I remember many years back I had a 4Gb card and used Premiere 4 (Not 
CS4) when I changed to Premiere 5
(again not CS5) the timeline would not play at all. I got a 16Mb card 
and everything work well without any
other change to the computer. I hope that it would work as well in this 
case.

Thanks for the help
Uwe




> Here's a page to study before buying a video card with an nVidia GPU.
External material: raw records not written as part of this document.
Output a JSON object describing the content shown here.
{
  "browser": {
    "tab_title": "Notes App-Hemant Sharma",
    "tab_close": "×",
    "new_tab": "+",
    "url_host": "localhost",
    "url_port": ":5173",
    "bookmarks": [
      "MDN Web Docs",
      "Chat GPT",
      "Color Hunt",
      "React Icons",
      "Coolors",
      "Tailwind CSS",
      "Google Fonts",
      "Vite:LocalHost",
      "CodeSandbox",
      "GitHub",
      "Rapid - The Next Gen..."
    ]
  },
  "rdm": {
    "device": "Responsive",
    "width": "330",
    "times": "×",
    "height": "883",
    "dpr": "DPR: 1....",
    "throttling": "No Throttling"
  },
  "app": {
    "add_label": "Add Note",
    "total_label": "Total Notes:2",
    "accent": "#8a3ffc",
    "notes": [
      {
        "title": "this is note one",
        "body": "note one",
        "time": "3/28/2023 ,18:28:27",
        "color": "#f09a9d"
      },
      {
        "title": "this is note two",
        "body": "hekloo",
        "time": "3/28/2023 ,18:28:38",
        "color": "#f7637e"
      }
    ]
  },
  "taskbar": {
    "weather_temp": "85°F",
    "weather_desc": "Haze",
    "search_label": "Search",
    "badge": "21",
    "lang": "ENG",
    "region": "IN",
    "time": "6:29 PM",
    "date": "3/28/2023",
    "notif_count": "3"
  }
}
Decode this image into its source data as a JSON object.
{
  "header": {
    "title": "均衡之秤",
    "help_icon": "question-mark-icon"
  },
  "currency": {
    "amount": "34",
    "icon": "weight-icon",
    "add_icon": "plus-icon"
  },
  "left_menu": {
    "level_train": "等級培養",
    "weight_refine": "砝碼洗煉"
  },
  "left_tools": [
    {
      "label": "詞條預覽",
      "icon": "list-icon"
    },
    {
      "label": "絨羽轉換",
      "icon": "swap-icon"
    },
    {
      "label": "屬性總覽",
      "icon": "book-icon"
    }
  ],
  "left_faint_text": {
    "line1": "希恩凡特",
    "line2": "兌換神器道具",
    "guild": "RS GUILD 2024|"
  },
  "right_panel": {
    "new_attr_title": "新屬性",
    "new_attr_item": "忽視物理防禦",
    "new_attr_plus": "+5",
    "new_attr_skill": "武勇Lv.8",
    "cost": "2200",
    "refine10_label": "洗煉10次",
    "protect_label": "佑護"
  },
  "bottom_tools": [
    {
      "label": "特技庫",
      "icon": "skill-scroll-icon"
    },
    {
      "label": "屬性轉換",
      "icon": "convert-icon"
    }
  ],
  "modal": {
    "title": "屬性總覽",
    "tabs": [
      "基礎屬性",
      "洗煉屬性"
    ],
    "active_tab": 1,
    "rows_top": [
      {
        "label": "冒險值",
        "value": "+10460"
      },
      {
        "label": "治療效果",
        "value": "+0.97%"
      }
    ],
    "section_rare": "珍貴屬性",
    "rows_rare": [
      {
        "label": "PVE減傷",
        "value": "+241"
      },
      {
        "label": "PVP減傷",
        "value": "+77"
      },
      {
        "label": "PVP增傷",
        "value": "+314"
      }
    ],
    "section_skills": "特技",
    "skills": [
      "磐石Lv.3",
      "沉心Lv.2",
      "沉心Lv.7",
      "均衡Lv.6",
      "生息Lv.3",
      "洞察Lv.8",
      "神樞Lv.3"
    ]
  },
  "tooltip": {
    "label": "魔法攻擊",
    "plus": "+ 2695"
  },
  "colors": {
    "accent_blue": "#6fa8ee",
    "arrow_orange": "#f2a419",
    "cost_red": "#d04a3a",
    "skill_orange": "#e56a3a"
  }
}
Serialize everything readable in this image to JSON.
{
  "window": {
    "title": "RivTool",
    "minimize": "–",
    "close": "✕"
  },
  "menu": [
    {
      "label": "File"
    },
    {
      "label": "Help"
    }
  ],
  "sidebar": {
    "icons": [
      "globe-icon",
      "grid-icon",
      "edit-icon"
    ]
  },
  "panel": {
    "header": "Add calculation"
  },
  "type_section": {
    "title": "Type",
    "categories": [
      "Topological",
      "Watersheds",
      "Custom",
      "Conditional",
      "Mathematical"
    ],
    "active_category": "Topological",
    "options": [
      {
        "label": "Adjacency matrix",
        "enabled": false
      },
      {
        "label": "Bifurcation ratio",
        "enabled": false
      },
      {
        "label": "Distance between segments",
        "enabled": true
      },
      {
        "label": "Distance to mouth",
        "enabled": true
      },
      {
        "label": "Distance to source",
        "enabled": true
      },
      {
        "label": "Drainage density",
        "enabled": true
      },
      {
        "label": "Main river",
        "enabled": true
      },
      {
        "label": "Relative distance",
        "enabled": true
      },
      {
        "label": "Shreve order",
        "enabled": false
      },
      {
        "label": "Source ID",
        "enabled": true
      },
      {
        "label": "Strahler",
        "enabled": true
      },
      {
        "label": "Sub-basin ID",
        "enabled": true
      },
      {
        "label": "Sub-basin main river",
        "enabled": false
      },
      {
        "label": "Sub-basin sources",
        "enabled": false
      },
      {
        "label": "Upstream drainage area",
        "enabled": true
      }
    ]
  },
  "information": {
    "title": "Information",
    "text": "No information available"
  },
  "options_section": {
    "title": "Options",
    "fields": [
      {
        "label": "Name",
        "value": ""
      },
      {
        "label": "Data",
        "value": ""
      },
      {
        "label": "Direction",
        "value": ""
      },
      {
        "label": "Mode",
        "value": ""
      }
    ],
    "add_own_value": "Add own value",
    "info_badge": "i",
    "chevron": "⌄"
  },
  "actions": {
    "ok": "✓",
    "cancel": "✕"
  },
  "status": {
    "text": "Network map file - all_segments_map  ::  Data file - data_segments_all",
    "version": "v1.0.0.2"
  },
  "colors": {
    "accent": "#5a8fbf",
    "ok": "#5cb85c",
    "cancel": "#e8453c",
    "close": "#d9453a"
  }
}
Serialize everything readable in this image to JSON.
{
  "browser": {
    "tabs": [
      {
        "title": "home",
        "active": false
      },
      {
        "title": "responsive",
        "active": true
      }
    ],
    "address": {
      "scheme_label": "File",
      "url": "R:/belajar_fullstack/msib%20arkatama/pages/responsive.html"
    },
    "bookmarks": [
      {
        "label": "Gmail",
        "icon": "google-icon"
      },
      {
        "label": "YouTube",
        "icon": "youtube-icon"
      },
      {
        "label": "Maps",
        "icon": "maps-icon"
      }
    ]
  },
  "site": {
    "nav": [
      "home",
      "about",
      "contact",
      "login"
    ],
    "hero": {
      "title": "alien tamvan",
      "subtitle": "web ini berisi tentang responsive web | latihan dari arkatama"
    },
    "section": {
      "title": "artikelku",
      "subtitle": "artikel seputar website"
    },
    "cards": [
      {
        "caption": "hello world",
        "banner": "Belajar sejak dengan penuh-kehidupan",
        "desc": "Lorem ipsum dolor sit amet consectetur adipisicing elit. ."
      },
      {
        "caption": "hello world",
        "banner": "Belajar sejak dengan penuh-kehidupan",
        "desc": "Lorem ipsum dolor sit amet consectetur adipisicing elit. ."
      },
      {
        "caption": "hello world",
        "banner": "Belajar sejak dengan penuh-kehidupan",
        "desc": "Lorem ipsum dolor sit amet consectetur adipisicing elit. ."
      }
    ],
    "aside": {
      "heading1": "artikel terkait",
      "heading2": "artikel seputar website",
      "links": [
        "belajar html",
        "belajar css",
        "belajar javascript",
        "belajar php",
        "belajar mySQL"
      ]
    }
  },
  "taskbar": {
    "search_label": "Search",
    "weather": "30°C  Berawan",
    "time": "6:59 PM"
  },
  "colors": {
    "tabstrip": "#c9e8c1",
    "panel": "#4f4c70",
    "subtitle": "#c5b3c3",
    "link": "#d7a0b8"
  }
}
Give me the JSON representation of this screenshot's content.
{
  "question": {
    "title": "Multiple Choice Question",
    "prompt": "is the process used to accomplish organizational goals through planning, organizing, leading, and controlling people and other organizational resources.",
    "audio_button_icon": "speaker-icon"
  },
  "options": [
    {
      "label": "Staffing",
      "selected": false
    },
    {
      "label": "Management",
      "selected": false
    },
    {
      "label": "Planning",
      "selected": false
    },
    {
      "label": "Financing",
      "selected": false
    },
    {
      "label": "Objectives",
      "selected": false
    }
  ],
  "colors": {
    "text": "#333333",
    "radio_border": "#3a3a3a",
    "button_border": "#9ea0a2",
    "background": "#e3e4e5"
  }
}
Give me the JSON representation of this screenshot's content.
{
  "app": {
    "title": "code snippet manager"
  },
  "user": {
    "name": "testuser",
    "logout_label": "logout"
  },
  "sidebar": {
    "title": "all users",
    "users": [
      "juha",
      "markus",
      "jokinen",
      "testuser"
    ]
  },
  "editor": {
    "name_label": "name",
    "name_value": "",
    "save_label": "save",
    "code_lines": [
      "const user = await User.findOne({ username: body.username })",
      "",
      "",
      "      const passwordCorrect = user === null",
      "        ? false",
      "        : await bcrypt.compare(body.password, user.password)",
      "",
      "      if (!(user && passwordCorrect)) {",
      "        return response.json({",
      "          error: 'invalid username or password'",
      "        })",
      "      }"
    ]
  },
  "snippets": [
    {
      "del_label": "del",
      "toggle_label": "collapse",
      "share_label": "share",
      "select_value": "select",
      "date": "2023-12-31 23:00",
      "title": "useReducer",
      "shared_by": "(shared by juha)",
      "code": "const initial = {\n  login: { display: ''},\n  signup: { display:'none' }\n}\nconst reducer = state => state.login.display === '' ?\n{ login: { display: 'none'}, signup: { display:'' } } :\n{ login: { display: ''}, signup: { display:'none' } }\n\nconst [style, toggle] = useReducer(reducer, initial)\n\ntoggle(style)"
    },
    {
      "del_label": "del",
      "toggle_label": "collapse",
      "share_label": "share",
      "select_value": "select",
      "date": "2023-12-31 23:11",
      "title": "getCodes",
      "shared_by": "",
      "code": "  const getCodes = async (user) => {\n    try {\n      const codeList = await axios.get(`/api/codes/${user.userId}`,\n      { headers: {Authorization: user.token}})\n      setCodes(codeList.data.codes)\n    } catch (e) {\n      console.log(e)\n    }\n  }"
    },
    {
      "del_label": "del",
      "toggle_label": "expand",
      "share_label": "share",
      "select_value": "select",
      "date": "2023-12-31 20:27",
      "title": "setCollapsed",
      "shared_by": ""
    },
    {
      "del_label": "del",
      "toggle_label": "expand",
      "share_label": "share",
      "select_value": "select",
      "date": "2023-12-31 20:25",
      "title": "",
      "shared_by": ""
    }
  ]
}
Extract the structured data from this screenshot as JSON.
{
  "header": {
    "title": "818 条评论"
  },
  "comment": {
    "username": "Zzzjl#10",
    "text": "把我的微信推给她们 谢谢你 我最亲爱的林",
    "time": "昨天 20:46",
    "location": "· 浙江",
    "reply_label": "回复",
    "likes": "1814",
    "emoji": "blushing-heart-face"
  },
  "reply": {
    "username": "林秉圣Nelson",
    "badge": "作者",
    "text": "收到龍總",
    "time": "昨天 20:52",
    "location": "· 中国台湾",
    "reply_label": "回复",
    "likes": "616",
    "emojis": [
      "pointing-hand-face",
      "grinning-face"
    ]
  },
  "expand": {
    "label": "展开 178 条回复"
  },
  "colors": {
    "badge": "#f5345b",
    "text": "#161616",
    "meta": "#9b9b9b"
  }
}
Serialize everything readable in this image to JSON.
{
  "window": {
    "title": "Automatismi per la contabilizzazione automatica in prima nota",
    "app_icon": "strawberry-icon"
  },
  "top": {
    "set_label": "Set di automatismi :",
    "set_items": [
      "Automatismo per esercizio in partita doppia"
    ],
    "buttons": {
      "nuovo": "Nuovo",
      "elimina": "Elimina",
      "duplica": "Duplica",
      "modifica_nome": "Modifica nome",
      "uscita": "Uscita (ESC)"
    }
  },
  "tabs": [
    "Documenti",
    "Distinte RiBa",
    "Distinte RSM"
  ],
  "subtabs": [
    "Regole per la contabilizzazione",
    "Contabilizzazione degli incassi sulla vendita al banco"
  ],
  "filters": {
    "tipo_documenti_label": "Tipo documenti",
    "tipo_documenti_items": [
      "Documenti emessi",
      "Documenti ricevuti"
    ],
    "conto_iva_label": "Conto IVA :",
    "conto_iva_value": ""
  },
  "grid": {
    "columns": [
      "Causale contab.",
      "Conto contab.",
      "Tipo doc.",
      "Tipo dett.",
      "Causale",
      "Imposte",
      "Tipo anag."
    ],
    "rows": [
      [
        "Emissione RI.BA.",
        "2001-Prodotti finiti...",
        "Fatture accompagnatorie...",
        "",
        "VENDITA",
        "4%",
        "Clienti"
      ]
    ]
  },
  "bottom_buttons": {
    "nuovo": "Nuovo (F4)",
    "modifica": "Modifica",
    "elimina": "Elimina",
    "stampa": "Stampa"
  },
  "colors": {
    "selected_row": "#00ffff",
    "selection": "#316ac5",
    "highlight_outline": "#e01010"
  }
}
> http://en.wikipedia.org/wiki/Comparison_of_Nvidia_graphics_processing_units
>
> nVidia doesn't make cards. They do make what they call "reference 
> designs" and may even supply unpopulated circuit boards to some 
> manufacturers to put the nVidia chips on while sourcing the rest of 
> the components elsewhere.
>
> The lower priced cards tend to be built on reference design boards or 
> the manufacturer makes their boards as exact or nearly exact clones of 
> them.
>
> The mid to high end cards use the GPU makers' information but the 
> entire board is an in-house design.
>
> What you need to look at on a video card is the exact version of the 
> GPU. nVidia has long made "feature reduced" versions of their chips 
> starting soon after each new design is released. You don't want to get 
> stuck with one that has fewer pixel shader units or half the pipelines 
> than the top of the line GPU in a given series.
>
> In some cases, one or two chips of a new design generation have been 
> worse overall performers than the best of the previous generation.
>
> Many companies have been nothing but designers and producers of board 
> kits they'd sell to any other company to solder together. Trident 
> Micro did it for a long time with their video cards. Almost every 
> board with a Trident video chip had an FCC ID registered to Trident, 
> but they "weren't the manufacturer" because it wasn't assembled in a 
> Trident owned factory.
>
> PC Chips is still going strong doing the same as a non-manufacturer of 
> PC motherboards, even though some of them have a PC Chips label. I'm 
> not so certain they actually assemble anything. There are several mid 
> to low end board brands that use mostly PC Chips designs and big OEMs 
> like HP and Compaq have had PC Chips design their boards.
>
> ATi and 3DFX did make nearly all of the video cards using their video 
> chips and GPUs. 3DFX basically ran out of both engineering talent and 
> money, on their last prototypes they couldn't get the power 
> consumption down to usable levels and their then current production 
> designs were getting eclipsed by nVidia's latest. nVidia bought 3DFX, 
> threw a bunch of their money at what 3DFX had been working on at the 
> end and pushed it out as the GeForce FX 5xxx series - to near disaster 
> as the drivers still needed a ton of work to get decent performance.
>
> I don't know what was happening at ATi, why they sold to AMD. Maybe 
> AMD just waved a large enough amount of money at ATi's owners.
>
> But for GPUs, nVidia and ATi (as a division of AMD) are pretty much it 
> now for laptop and desktop discreet GPUs. AMD also produces chipsets 
> (nForce) with integrated nVidia GPUs. Intel made some noises recently 
> about returning to the discreet GPU business, but AFAIK nothing's come 
> of it yet. People still remember their utterly horrible i740. Intel 
> has made chipsets with integrated GPUs for a long time, but their best 
> is still behind even the midrange nForce chipsets.